If any team is to cause them problems, it will be AlphaTauri, who arguably have a car just as quick but have yet to enjoy a problem-free weekend.
In both, Pierre Gasly has dazzled on Saturday before facing issues on Sunday. Such issues caused him to retire in Bahrain, but he recovered miraculously after dropping down the order to finish in P7 in Imola. In terms of driving alone, he has picked up where he left off last season.
Yuki Tsunoda hasn’t been quite as impressive. With the exception of his race in the season opener, he’s yet to have a good session, crashing out in both qualifying and on race-day last time out. He undoubtedly has bags of talent and speed, and will surely dazzle once he cuts out the mistakes. For his and his team’s sake, that needs to happen in Portimao.
For the rest of the grid, scoring points in Portugal will be considered a success.
The fact that’s the case for Aston Martin shows just how disappointing they’ve been. They headed into the season aiming to be the best of the rest, but are instead in the lower midfield.
The only reason the first two rounds haven’t been a total disaster for them is because of two strong drives from Lance Stroll that have yielded five points. He’s getting everything he can from his machinery, and if he continues to do so, he may finally shake off the pay driver tag that has followed him since he joined the grid.
Things haven’t been as good for Sebastian Vettel. While the German has had a lot of bad luck, he hasn’t exactly driven particularly well either. Will the Seb of old we’ve been longing to see finally show himself in Portimao? It was one of his better races last year as he scored a point after starting in P15…
Alpine’s story so far has been similar to Aston Martin’s.
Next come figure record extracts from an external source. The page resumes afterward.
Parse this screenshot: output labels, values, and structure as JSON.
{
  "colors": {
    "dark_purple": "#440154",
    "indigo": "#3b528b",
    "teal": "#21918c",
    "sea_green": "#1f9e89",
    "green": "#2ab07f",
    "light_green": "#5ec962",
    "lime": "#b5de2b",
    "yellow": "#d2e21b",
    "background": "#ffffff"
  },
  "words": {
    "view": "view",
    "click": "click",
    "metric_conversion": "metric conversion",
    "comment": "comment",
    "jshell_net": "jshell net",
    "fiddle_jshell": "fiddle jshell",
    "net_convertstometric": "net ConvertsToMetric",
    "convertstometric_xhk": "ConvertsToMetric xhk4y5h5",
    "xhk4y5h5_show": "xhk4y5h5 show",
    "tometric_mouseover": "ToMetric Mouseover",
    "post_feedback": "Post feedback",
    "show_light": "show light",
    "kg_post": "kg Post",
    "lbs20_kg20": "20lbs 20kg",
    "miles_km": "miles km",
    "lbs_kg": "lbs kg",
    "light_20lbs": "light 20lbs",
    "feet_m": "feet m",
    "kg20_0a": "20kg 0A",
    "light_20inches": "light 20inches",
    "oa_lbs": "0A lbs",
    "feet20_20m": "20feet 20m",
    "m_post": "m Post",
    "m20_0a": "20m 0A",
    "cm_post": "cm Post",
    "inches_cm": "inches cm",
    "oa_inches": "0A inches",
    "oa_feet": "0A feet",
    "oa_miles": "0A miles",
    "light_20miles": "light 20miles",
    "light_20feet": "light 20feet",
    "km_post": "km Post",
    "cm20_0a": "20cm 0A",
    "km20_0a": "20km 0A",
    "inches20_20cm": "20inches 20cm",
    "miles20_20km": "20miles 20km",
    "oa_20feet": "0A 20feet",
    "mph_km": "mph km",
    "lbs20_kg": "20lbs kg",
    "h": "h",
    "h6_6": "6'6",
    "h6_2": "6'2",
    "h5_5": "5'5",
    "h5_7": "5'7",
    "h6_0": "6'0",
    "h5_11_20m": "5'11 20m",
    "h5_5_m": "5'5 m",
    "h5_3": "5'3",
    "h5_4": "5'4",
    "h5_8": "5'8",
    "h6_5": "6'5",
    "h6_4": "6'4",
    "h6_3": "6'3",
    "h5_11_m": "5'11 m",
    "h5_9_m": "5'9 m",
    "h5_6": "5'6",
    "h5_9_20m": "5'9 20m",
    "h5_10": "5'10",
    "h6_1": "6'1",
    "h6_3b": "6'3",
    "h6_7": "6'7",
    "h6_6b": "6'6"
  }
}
A disappointing car and a younger driver somewhat surprisingly getting the upper hand on their multiple World Champion of a team-mate.
Fernando Alonso has admittedly looked better than Vettel, making it to Q3 in Bahrain and scoring a point in Imola. However, he only managed the latter due to a penalty for Kimi Raikkonen and was slower than Esteban Ocon all weekend, which the Frenchman will take real confidence from.
Raikkonen was immensely impressive in round two and, crossing the line in P9, looked to have scored Alfa Romeo some precious points. The penalty was a real kick in the teeth, but the team is certainly in better shape than when they headed to the Algarve circuit last year and will be in the mix for a top-10 finish.
Judging by what happened in Imola, so too will Williams. Russell could and maybe would have scored points there if not for the crash with Valtteri Bottas. There was nothing much wrong with his driving all weekend, but he didn’t do himself any favours with how he acted after the incident.
With Mercedes watching closely, he needs to go back to being the mature driver that he is. If he can, with the car looking strong and Nicholas Latifi improving, the team’s long wait for points could finally end.
That almost certainly won’t be the case for Haas though, who already look dead set to claim the wooden spoon at the end of the season. All they’ll be hoping for is that, for the first time, their rookie pairing of Nikita Mazepin and Mick Schumacher can go a weekend without any crashes.